Larry Bird flew the coop in Indiana and the Pacers' billionaire owner is partly to blame
Pacers owner Herb Simon turned down the NBA legend's request to add a scorer, even after the Pacers had problems generating offense against the Miami Heat in their second-round playoff loss.
The old Celtics players network was buzzing after Larry Bird stepped down as Indiana’s president and not because Bird quit after nine seasons in the team’s front office.
Bird told some old teammates that he was actually leaning toward staying on and had indicated that in a meeting in late June with owner Herb Simon when they met to assess the Pacers’ needs. During the sit-down, Bird told Simon he liked the team a lot, but “we just need to add another piece.’’
Simon turned down Bird’s request to add a scorer, even after the Pacers had problems generating offense against the Miami Heat in their second-round playoff loss. Bird was thinking about getting into the Eric Gordon sweepstakes to make a run at the Hornets’ restricted free agent and former Indiana University star.

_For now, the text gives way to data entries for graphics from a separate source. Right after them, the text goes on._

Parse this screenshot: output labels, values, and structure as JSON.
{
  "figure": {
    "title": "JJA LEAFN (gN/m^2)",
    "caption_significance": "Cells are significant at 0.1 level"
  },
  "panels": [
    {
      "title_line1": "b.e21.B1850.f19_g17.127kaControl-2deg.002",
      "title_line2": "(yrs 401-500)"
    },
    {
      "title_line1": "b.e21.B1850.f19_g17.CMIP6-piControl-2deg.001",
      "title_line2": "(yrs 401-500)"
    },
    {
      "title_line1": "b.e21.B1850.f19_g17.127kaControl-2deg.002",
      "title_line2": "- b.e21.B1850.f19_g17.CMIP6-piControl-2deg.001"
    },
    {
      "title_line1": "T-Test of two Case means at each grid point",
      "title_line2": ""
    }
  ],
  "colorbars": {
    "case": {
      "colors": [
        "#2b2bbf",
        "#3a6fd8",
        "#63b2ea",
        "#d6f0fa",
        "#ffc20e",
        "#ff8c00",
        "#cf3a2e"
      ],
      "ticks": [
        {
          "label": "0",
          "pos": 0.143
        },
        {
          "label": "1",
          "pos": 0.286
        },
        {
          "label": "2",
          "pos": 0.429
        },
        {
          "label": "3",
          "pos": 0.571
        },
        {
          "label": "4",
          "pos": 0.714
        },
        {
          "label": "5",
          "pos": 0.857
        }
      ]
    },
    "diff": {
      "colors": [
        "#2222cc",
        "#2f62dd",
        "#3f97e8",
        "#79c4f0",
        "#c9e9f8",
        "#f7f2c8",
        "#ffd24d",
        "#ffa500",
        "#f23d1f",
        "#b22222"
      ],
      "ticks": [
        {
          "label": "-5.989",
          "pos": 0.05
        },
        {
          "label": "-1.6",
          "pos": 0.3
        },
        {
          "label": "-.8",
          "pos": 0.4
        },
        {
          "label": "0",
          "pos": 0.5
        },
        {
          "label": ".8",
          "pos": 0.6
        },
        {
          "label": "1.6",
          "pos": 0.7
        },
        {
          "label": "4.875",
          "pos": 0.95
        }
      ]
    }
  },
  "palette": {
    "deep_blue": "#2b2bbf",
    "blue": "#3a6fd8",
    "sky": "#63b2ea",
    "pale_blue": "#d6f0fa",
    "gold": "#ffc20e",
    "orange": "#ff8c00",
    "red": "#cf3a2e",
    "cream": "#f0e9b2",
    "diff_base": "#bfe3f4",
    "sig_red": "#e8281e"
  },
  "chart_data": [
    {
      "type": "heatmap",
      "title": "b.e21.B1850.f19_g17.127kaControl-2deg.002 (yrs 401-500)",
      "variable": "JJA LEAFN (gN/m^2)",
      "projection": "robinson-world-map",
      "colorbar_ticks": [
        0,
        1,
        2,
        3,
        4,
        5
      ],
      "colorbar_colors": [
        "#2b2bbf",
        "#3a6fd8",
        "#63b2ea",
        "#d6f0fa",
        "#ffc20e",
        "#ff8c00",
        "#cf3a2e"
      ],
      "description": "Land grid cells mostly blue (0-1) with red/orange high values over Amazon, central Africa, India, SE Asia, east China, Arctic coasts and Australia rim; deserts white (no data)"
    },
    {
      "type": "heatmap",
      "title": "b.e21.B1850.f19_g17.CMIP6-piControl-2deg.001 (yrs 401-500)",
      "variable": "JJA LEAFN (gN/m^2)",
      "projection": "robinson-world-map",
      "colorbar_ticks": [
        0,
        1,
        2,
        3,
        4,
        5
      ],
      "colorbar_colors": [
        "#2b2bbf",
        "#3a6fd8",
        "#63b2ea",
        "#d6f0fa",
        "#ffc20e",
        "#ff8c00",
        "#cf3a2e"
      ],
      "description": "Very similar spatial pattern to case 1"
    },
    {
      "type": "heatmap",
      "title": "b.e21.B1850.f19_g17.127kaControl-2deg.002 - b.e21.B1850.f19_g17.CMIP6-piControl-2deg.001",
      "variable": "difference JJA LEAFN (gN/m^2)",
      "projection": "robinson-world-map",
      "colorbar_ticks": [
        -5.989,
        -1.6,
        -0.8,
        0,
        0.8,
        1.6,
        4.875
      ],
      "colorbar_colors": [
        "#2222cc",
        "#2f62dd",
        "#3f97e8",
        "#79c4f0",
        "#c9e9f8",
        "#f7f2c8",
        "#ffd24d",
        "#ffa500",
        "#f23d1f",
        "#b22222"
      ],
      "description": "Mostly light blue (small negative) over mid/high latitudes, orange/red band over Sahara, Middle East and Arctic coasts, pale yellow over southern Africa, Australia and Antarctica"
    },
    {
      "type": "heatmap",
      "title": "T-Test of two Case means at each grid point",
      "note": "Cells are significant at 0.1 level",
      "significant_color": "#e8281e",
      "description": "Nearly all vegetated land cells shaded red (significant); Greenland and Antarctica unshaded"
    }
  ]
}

Between health concerns about his shoulder and back and the fact that he doesn’t see himself as a lifer like other execs, including his successor Donnie Walsh, Bird likely used Simon’s rejection as an additional reason to hang it up, one old Celtic said.
Simon, the shopping mall czar, could have easily picked up another big deal, even as the Pacers decided to re-sign point guard George Hill for $40 million over five years, and are expected to match Portland’s bloated $60 million offer sheet to retain starting center Roy Hibbert. According to Forbes, Simon, the chairman and director of the Simon Property Group, the largest publicly traded real estate investment trust in the U.S., had a net worth this past March of $1.8 billion.
But Simon is also known to oppose paying the NBA luxury tax. After leaving, Bird shed some light on what he had to put up with, when asked about making the Pacers better.
“Small market,’’ he said. “It’s tough.’’
The NBA likes its icons, as it has been working behind the scenes with Michael Jordan to try to help get his Bobcats turned around. So it makes sense that the league would want Bird to come back in the future.
“It’s got to be the right job, the right people,’’ he said about running another franchise. “I’ve got some interest in some jobs out there but whether I do it again, who knows.’’
Bird has indicated to former teammates that he’s too old to be part of an ownership group, but it’s not as if he’s a geezer. He’ll turn 56 in December.
We can see a return for Bird down the line, perhaps as a part-owner and the face of a franchise. The NBA will always welcome Larry Legend back, with open arms.